Il film è un capolavoro sotto ogni singolo aspetto: la scenografia, la fotografia, la recitazione, la trascrizione del libro (Oscar vinto per l'appunto), la colonna sonora, la cura dei particolari. Elio che legge Diabolik (noi leggevamo Topolino e Tex), la 126 verde (babbo aveva la Uno blu), le bici pesanti, l'uovo a colazione, il succo di pesca, la frutta strappata dall'albero. I cartelloni del partito socialista, Bettino Craxi al governo e Grillo che lo sfotte (un vero tocco di classe - il film è del 2017). I libri vecchi, che cadono a pezzi, letti nelle ore calde del giono su materassi polverosi. La sera al bar. La festa di paese, con quello che ti piace che bacia un'altra. Il flirtare sfrenato. Il non avere assolutamente nulla da fare a parte innamorarsi. L'essere spesso più innamorati dell'amore che di qualcuno per davvero. Il diario. E poi innamorarsi per davvero di uno e avere un treno che te lo porta via.

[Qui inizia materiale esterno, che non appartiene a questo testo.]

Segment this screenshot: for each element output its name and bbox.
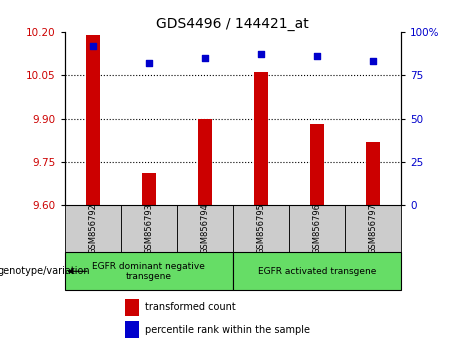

In anni diversi, a età diverse, penso di aver provato tutto lo spettro di quelle sensazioni, e le ho riprovate tutte attraverso gli occhi di Elio, interpretato magistralmente di Timothée Chalamet. E a 44 anni appena compiuti, madre di due bambini piccoli e un lavoro a tempo pieno, son è sempre bene perdersi nei ricordi, perchè poi uno vorrebbe avere il tempo di stare zitto e isolarsi dal mondo, riguardare il film un milione di volte con le cuffe alle orecchie, e cercare di ricordare. E non sempre ha questo lusso.



"Call me by your name and I'll call you by mine" è la stata la frase di chiusura del matrimonio di due miei cari amici. Niente era più appropriato, ma il loro matrimonio merita un post a parte. Quando avrò tempo.